Al-Eid Road Group is looking for business. And what better place to do it than the opening day of the Baghdad Business to Business Expo? The construction company's 31-year-old commercial manager, Taham Lifta, smartly dressed in a maroon v-neck sweater over a silvery-blue tie, was there to speak to potential clients, but he took the time to show me a couple slide shows from Al-Eid's recent projects on his laptop. As part of a U.S. Army contract last year, it re-bricked cracked sidewalks on Baghdad's still tense Haifa Street. ("It was a battlefield," Lifta says, meaning it literally.) And the company recently finished building the Baghdad Zoo a new set of bathrooms. Yet so far for 2008, Al-Eid, worth $2.5 million, has no work scheduled. "But there has been a lot of interest today," says Lifta hopefully. "And we can work in hot zones."

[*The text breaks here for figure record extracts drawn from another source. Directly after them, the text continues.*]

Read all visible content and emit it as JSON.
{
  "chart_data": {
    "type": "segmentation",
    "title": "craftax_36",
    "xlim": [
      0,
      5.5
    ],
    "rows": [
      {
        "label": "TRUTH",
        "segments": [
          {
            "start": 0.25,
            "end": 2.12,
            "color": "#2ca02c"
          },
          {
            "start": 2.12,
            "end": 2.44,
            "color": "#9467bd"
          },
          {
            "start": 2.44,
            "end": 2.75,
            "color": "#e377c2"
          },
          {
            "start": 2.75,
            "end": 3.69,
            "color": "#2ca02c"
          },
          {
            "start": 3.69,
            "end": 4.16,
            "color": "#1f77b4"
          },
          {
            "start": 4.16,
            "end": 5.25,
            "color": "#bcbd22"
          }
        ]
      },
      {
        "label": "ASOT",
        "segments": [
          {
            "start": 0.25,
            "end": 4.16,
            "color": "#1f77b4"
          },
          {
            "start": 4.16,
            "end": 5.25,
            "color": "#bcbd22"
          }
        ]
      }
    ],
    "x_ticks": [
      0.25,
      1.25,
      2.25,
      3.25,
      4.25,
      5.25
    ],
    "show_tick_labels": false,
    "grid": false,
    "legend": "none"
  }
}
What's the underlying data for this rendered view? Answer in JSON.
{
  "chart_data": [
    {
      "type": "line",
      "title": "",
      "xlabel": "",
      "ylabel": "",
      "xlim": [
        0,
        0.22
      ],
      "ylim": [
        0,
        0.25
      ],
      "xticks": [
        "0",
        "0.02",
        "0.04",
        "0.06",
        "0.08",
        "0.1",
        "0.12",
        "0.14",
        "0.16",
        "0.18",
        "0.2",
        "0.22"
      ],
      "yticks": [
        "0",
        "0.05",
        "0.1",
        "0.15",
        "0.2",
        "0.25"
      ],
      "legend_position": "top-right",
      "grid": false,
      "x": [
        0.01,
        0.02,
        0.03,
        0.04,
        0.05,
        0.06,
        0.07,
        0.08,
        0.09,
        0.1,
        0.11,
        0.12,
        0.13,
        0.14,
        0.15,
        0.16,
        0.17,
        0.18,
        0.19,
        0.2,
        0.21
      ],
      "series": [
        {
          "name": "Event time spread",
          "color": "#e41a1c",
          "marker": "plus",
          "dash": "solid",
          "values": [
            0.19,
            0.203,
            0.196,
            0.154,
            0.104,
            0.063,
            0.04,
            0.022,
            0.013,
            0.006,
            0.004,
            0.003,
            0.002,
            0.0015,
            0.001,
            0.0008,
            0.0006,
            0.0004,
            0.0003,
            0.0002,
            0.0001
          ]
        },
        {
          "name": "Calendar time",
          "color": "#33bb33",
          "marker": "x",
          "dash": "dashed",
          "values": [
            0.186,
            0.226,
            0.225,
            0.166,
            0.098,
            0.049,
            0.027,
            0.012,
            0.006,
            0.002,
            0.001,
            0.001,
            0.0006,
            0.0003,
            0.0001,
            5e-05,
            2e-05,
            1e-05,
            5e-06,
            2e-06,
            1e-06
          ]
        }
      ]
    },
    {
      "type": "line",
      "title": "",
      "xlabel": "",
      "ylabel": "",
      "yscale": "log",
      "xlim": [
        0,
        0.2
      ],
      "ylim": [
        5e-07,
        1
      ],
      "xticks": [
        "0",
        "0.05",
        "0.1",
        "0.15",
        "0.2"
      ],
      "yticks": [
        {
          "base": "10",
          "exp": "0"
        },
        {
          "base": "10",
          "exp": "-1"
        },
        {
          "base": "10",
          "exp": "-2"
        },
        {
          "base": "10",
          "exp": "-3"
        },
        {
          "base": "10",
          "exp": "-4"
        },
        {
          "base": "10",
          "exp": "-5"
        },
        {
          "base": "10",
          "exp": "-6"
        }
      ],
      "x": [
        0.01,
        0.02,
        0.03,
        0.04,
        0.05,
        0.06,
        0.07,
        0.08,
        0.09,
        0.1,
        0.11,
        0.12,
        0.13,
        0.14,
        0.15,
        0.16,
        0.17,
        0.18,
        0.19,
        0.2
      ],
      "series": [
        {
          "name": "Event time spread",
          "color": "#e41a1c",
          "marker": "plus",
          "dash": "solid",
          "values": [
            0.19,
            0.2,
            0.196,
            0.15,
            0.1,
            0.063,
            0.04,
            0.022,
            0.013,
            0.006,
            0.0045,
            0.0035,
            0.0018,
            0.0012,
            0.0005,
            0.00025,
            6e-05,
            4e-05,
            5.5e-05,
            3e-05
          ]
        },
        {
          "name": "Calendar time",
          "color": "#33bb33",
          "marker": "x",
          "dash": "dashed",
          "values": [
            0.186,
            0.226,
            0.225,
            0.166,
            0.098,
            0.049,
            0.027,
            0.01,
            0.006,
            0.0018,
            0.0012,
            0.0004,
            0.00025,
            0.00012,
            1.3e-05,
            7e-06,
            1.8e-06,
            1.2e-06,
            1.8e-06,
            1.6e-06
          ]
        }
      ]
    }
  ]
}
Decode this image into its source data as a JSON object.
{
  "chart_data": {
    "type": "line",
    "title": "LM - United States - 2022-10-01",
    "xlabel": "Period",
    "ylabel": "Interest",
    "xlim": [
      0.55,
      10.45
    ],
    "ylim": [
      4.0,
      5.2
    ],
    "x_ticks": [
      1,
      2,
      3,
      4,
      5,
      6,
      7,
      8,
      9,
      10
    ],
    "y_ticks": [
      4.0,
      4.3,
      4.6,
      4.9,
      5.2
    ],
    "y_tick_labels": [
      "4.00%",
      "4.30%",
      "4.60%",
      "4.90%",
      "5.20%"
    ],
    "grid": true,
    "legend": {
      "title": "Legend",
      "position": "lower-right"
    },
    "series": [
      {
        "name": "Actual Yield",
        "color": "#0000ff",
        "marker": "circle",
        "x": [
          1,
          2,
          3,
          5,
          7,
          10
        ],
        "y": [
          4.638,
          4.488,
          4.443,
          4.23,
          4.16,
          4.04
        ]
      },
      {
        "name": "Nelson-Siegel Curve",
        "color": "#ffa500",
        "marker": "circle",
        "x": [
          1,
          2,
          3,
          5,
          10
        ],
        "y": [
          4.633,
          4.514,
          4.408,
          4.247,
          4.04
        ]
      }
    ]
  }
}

Around 260 exhibitor booths like Lifta's took over the Rasheed Hotel's ground floor this morning, each manned with company representatives handing out promotional brochures, fliers and gifts. (I walked out with two 2008 wall calendars, a notepad, two packs of Iraqi-made Sumer brand cigarettes and a mini candy bar.) The the variety of companies was impressive—banks, hotels, tobacco growers, soda makers, pre-fab home builders, security and construction contractors. According to the Iraqi American Chamber of Commerce, the host organization of the Expo, nearly 8,000 business people registered to attend. Its popularity is no surprise: Baghdad has not hosted anything like this in nearly a decade.

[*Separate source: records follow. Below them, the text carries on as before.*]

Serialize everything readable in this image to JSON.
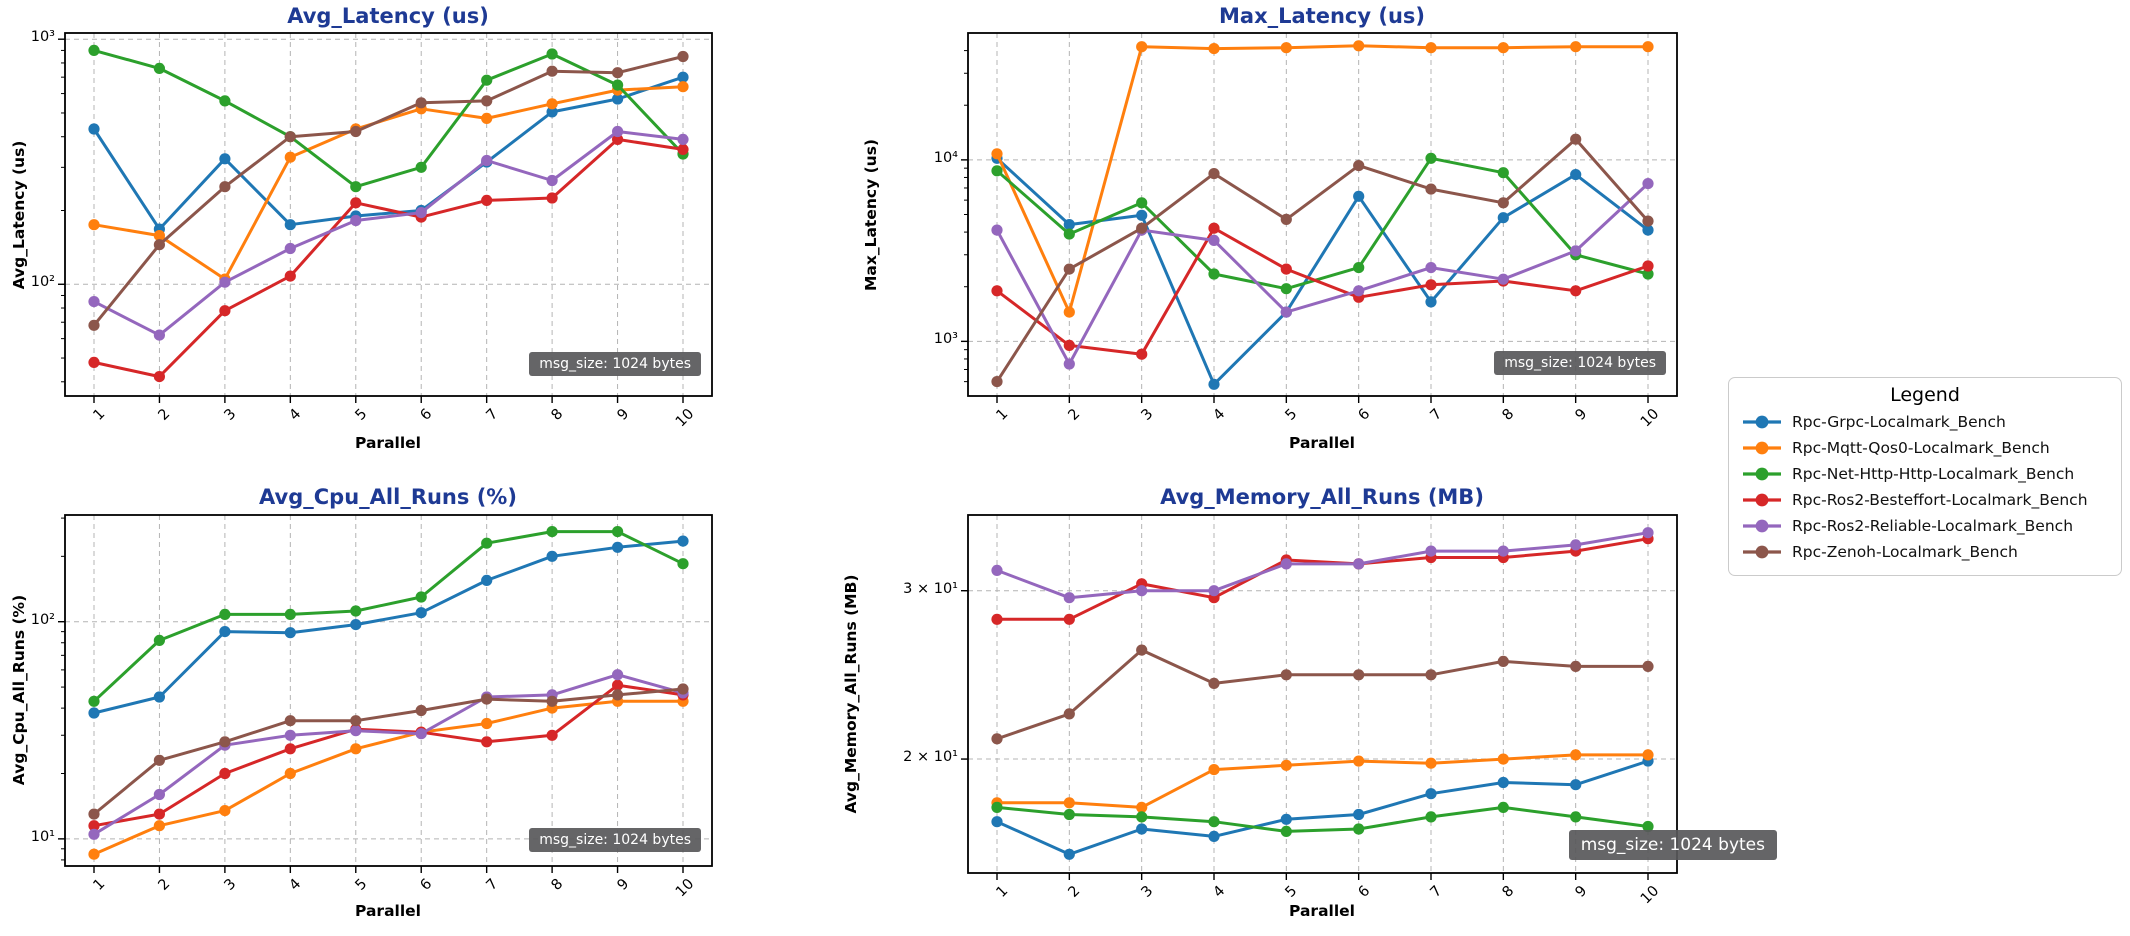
{
  "figure": {
    "background": "#ffffff",
    "title_color": "#1e3a94"
  },
  "legend": {
    "title": "Legend",
    "entries": [
      {
        "label": "Rpc-Grpc-Localmark_Bench",
        "color": "#1f77b4"
      },
      {
        "label": "Rpc-Mqtt-Qos0-Localmark_Bench",
        "color": "#ff7f0e"
      },
      {
        "label": "Rpc-Net-Http-Http-Localmark_Bench",
        "color": "#2ca02c"
      },
      {
        "label": "Rpc-Ros2-Besteffort-Localmark_Bench",
        "color": "#d62728"
      },
      {
        "label": "Rpc-Ros2-Reliable-Localmark_Bench",
        "color": "#9467bd"
      },
      {
        "label": "Rpc-Zenoh-Localmark_Bench",
        "color": "#8c564b"
      }
    ]
  },
  "chart_data": [
    {
      "type": "line",
      "title": "Avg_Latency (us)",
      "xlabel": "Parallel",
      "ylabel": "Avg_Latency (us)",
      "annotation": "msg_size: 1024 bytes",
      "yscale": "log",
      "grid": true,
      "ylim": [
        35,
        1060
      ],
      "x": [
        1,
        2,
        3,
        4,
        5,
        6,
        7,
        8,
        9,
        10
      ],
      "xticklabels": [
        "1",
        "2",
        "3",
        "4",
        "5",
        "6",
        "7",
        "8",
        "9",
        "10"
      ],
      "yticks": [
        {
          "value": 100,
          "label": "10²"
        },
        {
          "value": 1000,
          "label": "10³"
        }
      ],
      "series": [
        {
          "name": "Rpc-Grpc-Localmark_Bench",
          "color": "#1f77b4",
          "values": [
            430,
            168,
            325,
            175,
            190,
            200,
            315,
            505,
            570,
            700
          ]
        },
        {
          "name": "Rpc-Mqtt-Qos0-Localmark_Bench",
          "color": "#ff7f0e",
          "values": [
            175,
            158,
            105,
            330,
            430,
            520,
            475,
            545,
            620,
            640
          ]
        },
        {
          "name": "Rpc-Net-Http-Http-Localmark_Bench",
          "color": "#2ca02c",
          "values": [
            900,
            760,
            560,
            400,
            250,
            300,
            680,
            870,
            650,
            340
          ]
        },
        {
          "name": "Rpc-Ros2-Besteffort-Localmark_Bench",
          "color": "#d62728",
          "values": [
            48,
            42,
            78,
            108,
            215,
            188,
            220,
            225,
            390,
            355
          ]
        },
        {
          "name": "Rpc-Ros2-Reliable-Localmark_Bench",
          "color": "#9467bd",
          "values": [
            85,
            62,
            102,
            140,
            182,
            196,
            320,
            265,
            420,
            390
          ]
        },
        {
          "name": "Rpc-Zenoh-Localmark_Bench",
          "color": "#8c564b",
          "values": [
            68,
            145,
            250,
            400,
            420,
            550,
            560,
            740,
            730,
            850
          ]
        }
      ]
    },
    {
      "type": "line",
      "title": "Max_Latency (us)",
      "xlabel": "Parallel",
      "ylabel": "Max_Latency (us)",
      "annotation": "msg_size: 1024 bytes",
      "yscale": "log",
      "grid": true,
      "ylim": [
        500,
        50000
      ],
      "x": [
        1,
        2,
        3,
        4,
        5,
        6,
        7,
        8,
        9,
        10
      ],
      "xticklabels": [
        "1",
        "2",
        "3",
        "4",
        "5",
        "6",
        "7",
        "8",
        "9",
        "10"
      ],
      "yticks": [
        {
          "value": 1000,
          "label": "10³"
        },
        {
          "value": 10000,
          "label": "10⁴"
        }
      ],
      "series": [
        {
          "name": "Rpc-Grpc-Localmark_Bench",
          "color": "#1f77b4",
          "values": [
            10200,
            4400,
            4950,
            580,
            1450,
            6300,
            1650,
            4800,
            8300,
            4100
          ]
        },
        {
          "name": "Rpc-Mqtt-Qos0-Localmark_Bench",
          "color": "#ff7f0e",
          "values": [
            10800,
            1450,
            42000,
            41000,
            41500,
            42500,
            41500,
            41500,
            42000,
            42000
          ]
        },
        {
          "name": "Rpc-Net-Http-Http-Localmark_Bench",
          "color": "#2ca02c",
          "values": [
            8700,
            3900,
            5800,
            2350,
            1950,
            2550,
            10200,
            8500,
            3000,
            2350
          ]
        },
        {
          "name": "Rpc-Ros2-Besteffort-Localmark_Bench",
          "color": "#d62728",
          "values": [
            1900,
            950,
            850,
            4200,
            2500,
            1750,
            2050,
            2150,
            1900,
            2600
          ]
        },
        {
          "name": "Rpc-Ros2-Reliable-Localmark_Bench",
          "color": "#9467bd",
          "values": [
            4100,
            750,
            4100,
            3600,
            1450,
            1900,
            2550,
            2200,
            3150,
            7400
          ]
        },
        {
          "name": "Rpc-Zenoh-Localmark_Bench",
          "color": "#8c564b",
          "values": [
            600,
            2500,
            4200,
            8400,
            4700,
            9300,
            6900,
            5800,
            13000,
            4600
          ]
        }
      ]
    },
    {
      "type": "line",
      "title": "Avg_Cpu_All_Runs (%)",
      "xlabel": "Parallel",
      "ylabel": "Avg_Cpu_All_Runs (%)",
      "annotation": "msg_size: 1024 bytes",
      "yscale": "log",
      "grid": true,
      "ylim": [
        7.5,
        310
      ],
      "x": [
        1,
        2,
        3,
        4,
        5,
        6,
        7,
        8,
        9,
        10
      ],
      "xticklabels": [
        "1",
        "2",
        "3",
        "4",
        "5",
        "6",
        "7",
        "8",
        "9",
        "10"
      ],
      "yticks": [
        {
          "value": 10,
          "label": "10¹"
        },
        {
          "value": 100,
          "label": "10²"
        }
      ],
      "series": [
        {
          "name": "Rpc-Grpc-Localmark_Bench",
          "color": "#1f77b4",
          "values": [
            38,
            45,
            90,
            89,
            97,
            110,
            155,
            200,
            220,
            235
          ]
        },
        {
          "name": "Rpc-Mqtt-Qos0-Localmark_Bench",
          "color": "#ff7f0e",
          "values": [
            8.5,
            11.5,
            13.5,
            20,
            26,
            31,
            34,
            40,
            43,
            43
          ]
        },
        {
          "name": "Rpc-Net-Http-Http-Localmark_Bench",
          "color": "#2ca02c",
          "values": [
            43,
            82,
            108,
            108,
            112,
            130,
            230,
            260,
            260,
            185
          ]
        },
        {
          "name": "Rpc-Ros2-Besteffort-Localmark_Bench",
          "color": "#d62728",
          "values": [
            11.5,
            13,
            20,
            26,
            32,
            31,
            28,
            30,
            51,
            46
          ]
        },
        {
          "name": "Rpc-Ros2-Reliable-Localmark_Bench",
          "color": "#9467bd",
          "values": [
            10.5,
            16,
            27,
            30,
            31.5,
            30.5,
            45,
            46,
            57,
            47
          ]
        },
        {
          "name": "Rpc-Zenoh-Localmark_Bench",
          "color": "#8c564b",
          "values": [
            13,
            23,
            28,
            35,
            35,
            39,
            44,
            43,
            46,
            49
          ]
        }
      ]
    },
    {
      "type": "line",
      "title": "Avg_Memory_All_Runs (MB)",
      "xlabel": "Parallel",
      "ylabel": "Avg_Memory_All_Runs (MB)",
      "annotation": "msg_size: 1024 bytes",
      "yscale": "log",
      "grid": true,
      "ylim": [
        15.2,
        36
      ],
      "x": [
        1,
        2,
        3,
        4,
        5,
        6,
        7,
        8,
        9,
        10
      ],
      "xticklabels": [
        "1",
        "2",
        "3",
        "4",
        "5",
        "6",
        "7",
        "8",
        "9",
        "10"
      ],
      "yticks": [
        {
          "value": 20,
          "label": "2 × 10¹"
        },
        {
          "value": 30,
          "label": "3 × 10¹"
        }
      ],
      "series": [
        {
          "name": "Rpc-Grpc-Localmark_Bench",
          "color": "#1f77b4",
          "values": [
            17.2,
            15.9,
            16.9,
            16.6,
            17.3,
            17.5,
            18.4,
            18.9,
            18.8,
            19.9
          ]
        },
        {
          "name": "Rpc-Mqtt-Qos0-Localmark_Bench",
          "color": "#ff7f0e",
          "values": [
            18,
            18,
            17.8,
            19.5,
            19.7,
            19.9,
            19.8,
            20,
            20.2,
            20.2
          ]
        },
        {
          "name": "Rpc-Net-Http-Http-Localmark_Bench",
          "color": "#2ca02c",
          "values": [
            17.8,
            17.5,
            17.4,
            17.2,
            16.8,
            16.9,
            17.4,
            17.8,
            17.4,
            17
          ]
        },
        {
          "name": "Rpc-Ros2-Besteffort-Localmark_Bench",
          "color": "#d62728",
          "values": [
            28,
            28,
            30.5,
            29.5,
            32.3,
            32,
            32.5,
            32.5,
            33,
            34
          ]
        },
        {
          "name": "Rpc-Ros2-Reliable-Localmark_Bench",
          "color": "#9467bd",
          "values": [
            31.5,
            29.5,
            30,
            30,
            32,
            32,
            33,
            33,
            33.5,
            34.5
          ]
        },
        {
          "name": "Rpc-Zenoh-Localmark_Bench",
          "color": "#8c564b",
          "values": [
            21,
            22.3,
            26,
            24,
            24.5,
            24.5,
            24.5,
            25.3,
            25,
            25
          ]
        }
      ]
    }
  ]
}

Even U.S. Commerce Secretary, Carlos Gutierrez, was plugging the event when he visited Baghdad last week. While praising what he called Iraq's "flourishing entrepreneurialism," Gutierrez noted that there were 30,000 registered businesses in Iraq in 2007, up from just 8,000 in 2003. About 100,000 micro-loans have been granted with a repayment rate of 100 percent. Exports last year totaled $28 billion; four years before, they had added up to just $8.5 billion. "This is a window of opportunity," Gutierrez told a group of Iraqi and American reporters. "I believe Iraq can be one of the fastest growing economies in the world."

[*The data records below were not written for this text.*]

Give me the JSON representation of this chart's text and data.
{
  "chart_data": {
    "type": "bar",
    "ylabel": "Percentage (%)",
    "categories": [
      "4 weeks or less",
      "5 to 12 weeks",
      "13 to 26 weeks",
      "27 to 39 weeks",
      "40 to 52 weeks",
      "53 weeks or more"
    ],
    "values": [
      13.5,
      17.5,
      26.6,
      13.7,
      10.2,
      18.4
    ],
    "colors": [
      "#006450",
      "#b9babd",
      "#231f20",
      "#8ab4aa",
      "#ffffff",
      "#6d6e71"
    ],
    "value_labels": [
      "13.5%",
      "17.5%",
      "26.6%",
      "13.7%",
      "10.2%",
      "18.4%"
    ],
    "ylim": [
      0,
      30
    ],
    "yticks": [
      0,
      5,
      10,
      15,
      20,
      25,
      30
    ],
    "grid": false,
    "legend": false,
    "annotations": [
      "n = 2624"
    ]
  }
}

It will likely take more than a Business Expo to make Gutierrez's prediction come true. But achieving the organizers' ambitious goal to generate $500 million in new business activity and create more than 10,000 new jobs this year would certainly be a big step forward. And there are positive signs. Basim Abdul Qader, a financial services agent, opened up his wallet to show me the first Iraqi bank-issued MasterCard. (Even if peace is something money can't buy, it's useful for everything else.) Qader is hoping to boost their use by selling wireless card readers, which many Expo attendees stopped to hear more about. Given that there is no shortage of streets in Baghdad that need re-paving, companies like Al-Eid shouldn't have to wait too much longer to find work this year.